The government, too, was not immune to anti-communistic hysteria.  The Justice Department, under Attorney General A. Mitchell Palmer, started the General Intelligence (or antiradical) Division of Bureau of Investigation on August 1, 1919 with J. Edgar Hoover as its head.  Its mission to uncover Bolshevik conspiracies, and to find and incarcerate or deport conspirators. Eventually, the antiradical division compiled over 200,000 cards in a card-filing system that detailed radical organizations, individuals, and case histories across the country.  These efforts resulted in the imprisonment or deportation of thousands of supposed radicals and leftists.  These arrests were often made at the expense of civil liberties as arrests were often made without warrants and for spurious reasons.  In Newark, for example, a man was arrested for looking like a radical.  Even the most innocent statement against capitalism, the  government, or the country could lead to arrest and incarceration.  Moreover, arrestees were often denied counsel and contact with the outside world, beaten, and held in inhumane conditions.  If the national press is any indicator of the predominant mood of the country, then the efforts of the Justice Department was overwhelmingly supported by the masses because the raids, deportations, and arrests were all championed on the front page of most every paper.  All told, thousands of innocent people were jailed or deported, and many more were arrested or questioned.  On January 2, 1920 alone over 4,000 alleged radicals were arrested in thirty-three cities.

Legislatures also reflected the national sentiment against radicals.  Numerous local and state legislatures passed some sort of ordinance against radicals and radical activity. Thirty-two states made it illegal to display the red flag of communism.  The New York Legislature expelled five duly elected Socialist assemblymen from its ranks.  While Congress was unable to enact a peacetime anti-sedition bill, approximately seventy such bills were introduced.
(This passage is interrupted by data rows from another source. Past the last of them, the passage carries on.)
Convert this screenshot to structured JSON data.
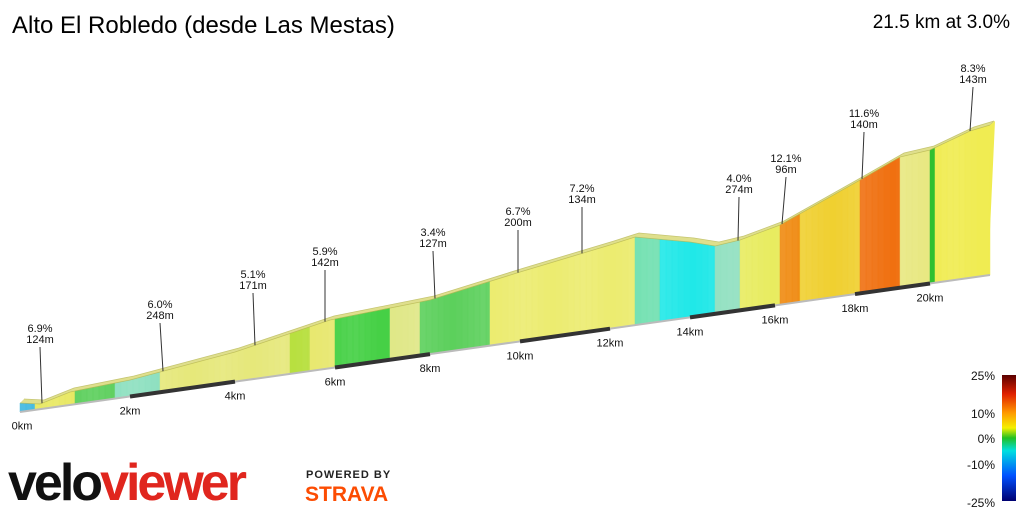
{
  "header": {
    "title": "Alto El Robledo (desde Las Mestas)",
    "summary": "21.5 km at 3.0%"
  },
  "annotations": [
    {
      "grade": "6.9%",
      "length": "124m"
    },
    {
      "grade": "6.0%",
      "length": "248m"
    },
    {
      "grade": "5.1%",
      "length": "171m"
    },
    {
      "grade": "5.9%",
      "length": "142m"
    },
    {
      "grade": "3.4%",
      "length": "127m"
    },
    {
      "grade": "6.7%",
      "length": "200m"
    },
    {
      "grade": "7.2%",
      "length": "134m"
    },
    {
      "grade": "4.0%",
      "length": "274m"
    },
    {
      "grade": "12.1%",
      "length": "96m"
    },
    {
      "grade": "11.6%",
      "length": "140m"
    },
    {
      "grade": "8.3%",
      "length": "143m"
    }
  ],
  "distance_labels": [
    "0km",
    "2km",
    "4km",
    "6km",
    "8km",
    "10km",
    "12km",
    "14km",
    "16km",
    "18km",
    "20km"
  ],
  "legend": {
    "labels": [
      "25%",
      "10%",
      "0%",
      "-10%",
      "-25%"
    ]
  },
  "branding": {
    "logo_first": "velo",
    "logo_second": "viewer",
    "powered": "POWERED BY",
    "strava": "STRAVA"
  }
}
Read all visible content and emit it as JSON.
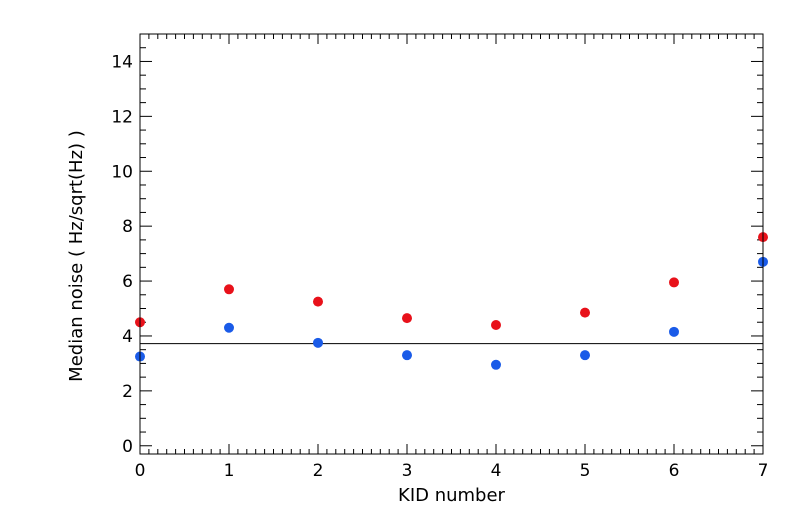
{
  "chart_data": {
    "type": "scatter",
    "title": "",
    "xlabel": "KID number",
    "ylabel": "Median noise ( Hz/sqrt(Hz) )",
    "xlim": [
      0,
      7
    ],
    "ylim": [
      -0.3,
      15
    ],
    "x_ticks": [
      0,
      1,
      2,
      3,
      4,
      5,
      6,
      7
    ],
    "y_ticks": [
      0,
      2,
      4,
      6,
      8,
      10,
      12,
      14
    ],
    "grid": false,
    "legend": "none",
    "series": [
      {
        "color": "#e8111a",
        "x": [
          0,
          1,
          2,
          3,
          4,
          5,
          6,
          7
        ],
        "y": [
          4.5,
          5.7,
          5.25,
          4.65,
          4.4,
          4.85,
          5.95,
          7.6
        ]
      },
      {
        "color": "#1a5be8",
        "x": [
          0,
          1,
          2,
          3,
          4,
          5,
          6,
          7
        ],
        "y": [
          3.25,
          4.3,
          3.75,
          3.3,
          2.95,
          3.3,
          4.15,
          6.7
        ]
      }
    ],
    "reference_line": {
      "y": 3.72,
      "color": "#000000"
    }
  }
}
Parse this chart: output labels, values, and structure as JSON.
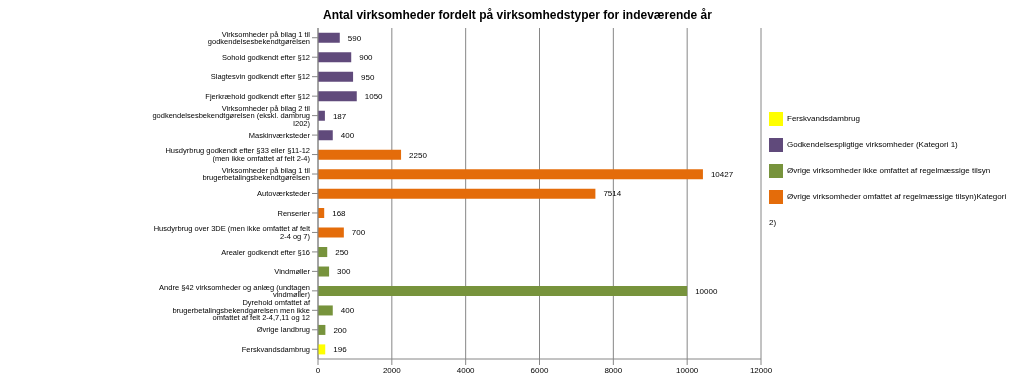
{
  "chart_data": {
    "type": "bar",
    "orientation": "horizontal",
    "stacked": true,
    "title": "Antal virksomheder fordelt på virksomhedstyper for indeværende  år",
    "categories": [
      "Virksomheder på bilag 1 til godkendelsesbekendtgørelsen",
      "Sohold godkendt efter §12",
      "Slagtesvin godkendt efter §12",
      "Fjerkræhold godkendt efter §12",
      "Virksomheder på bilag 2 til godkendelsesbekendtgørelsen (ekskl. dambrug I202)",
      "Maskinværksteder",
      "Husdyrbrug godkendt efter §33 eller §11-12 (men ikke omfattet af felt 2-4)",
      "Virksomheder på bilag 1 til brugerbetalingsbekendtgørelsen",
      "Autoværksteder",
      "Renserier",
      "Husdyrbrug over 3DE (men ikke omfattet af felt 2-4 og 7)",
      "Arealer godkendt efter §16",
      "Vindmøller",
      "Andre §42 virksomheder og anlæg (undtagen vindmøller)",
      "Dyrehold omfattet af brugerbetalingsbekendgørelsen men ikke omfattet af felt 2-4,7,11 og 12",
      "Øvrige landbrug",
      "Ferskvandsdambrug"
    ],
    "series": [
      {
        "name": "Godkendelsespligtige virksomheder (Kategori 1)",
        "color": "#604a7b",
        "values": [
          590,
          900,
          950,
          1050,
          187,
          400,
          null,
          null,
          null,
          null,
          null,
          null,
          null,
          null,
          null,
          null,
          null
        ]
      },
      {
        "name": "Øvrige virksomheder omfattet af regelmæssige tilsyn)Kategori 2)",
        "color": "#e46c0a",
        "values": [
          null,
          null,
          null,
          null,
          null,
          null,
          2250,
          10427,
          7514,
          168,
          700,
          null,
          null,
          null,
          null,
          null,
          null
        ]
      },
      {
        "name": "Øvrige virksomheder ikke omfattet af regelmæssige tilsyn",
        "color": "#77933c",
        "values": [
          null,
          null,
          null,
          null,
          null,
          null,
          null,
          null,
          null,
          null,
          null,
          250,
          300,
          10000,
          400,
          200,
          null
        ]
      },
      {
        "name": "Ferskvandsdambrug",
        "color": "#ffff00",
        "values": [
          null,
          null,
          null,
          null,
          null,
          null,
          null,
          null,
          null,
          null,
          null,
          null,
          null,
          null,
          null,
          null,
          196
        ]
      }
    ],
    "xlim": [
      0,
      12000
    ],
    "xticks": [
      0,
      2000,
      4000,
      6000,
      8000,
      10000,
      12000
    ],
    "grid": "x",
    "legend": "right",
    "data_labels": true
  }
}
The national mood, however, began to shift back to normal in the spring of 1920.  In May twelve prominent attorneys (including Harvard professors Dean Pound, Zachariah Chaffee, and Felix Frankfurter, who later became a Supreme Court Justice and a proponent of Sacco and Vanzetti's innocence) issued a report detailing the Justice Department's violations of civil liberties.   The New York Assembly's's decision to bar its Socialist members was met with disgust by national newspapers and leaders such as then-Senator Warren G. Harding, former Republican presidential candidate Charles Evans Hughes and even Attorney General A. Mitchell Palmer who felt it unfair to put Socialists and Communists in the same category.   Supreme Court Justice Oliver Wendell Holmes criticized proposed anti-sedition bills.  Possibly because the proposed bills were viewed as censorship, most newspapers came out against the anti-sedition bills.  Industry leaders, who were early proponents of anti-communism, began to realize that deporting immigrants (as many of the communists were alleged to be) drained a major source of labor, which would result in higher wages and decreased profits.  Suddenly, political cartoons in newspapers that months earlier had been virulently opposed to Reds now featured over zealous Red-hunters as their objects of scorn and ridicule.

The Red Scare quickly ran its course and, by the summer of 1920, it was largely over. The nation turned its collective attention to more leisurely pursuits.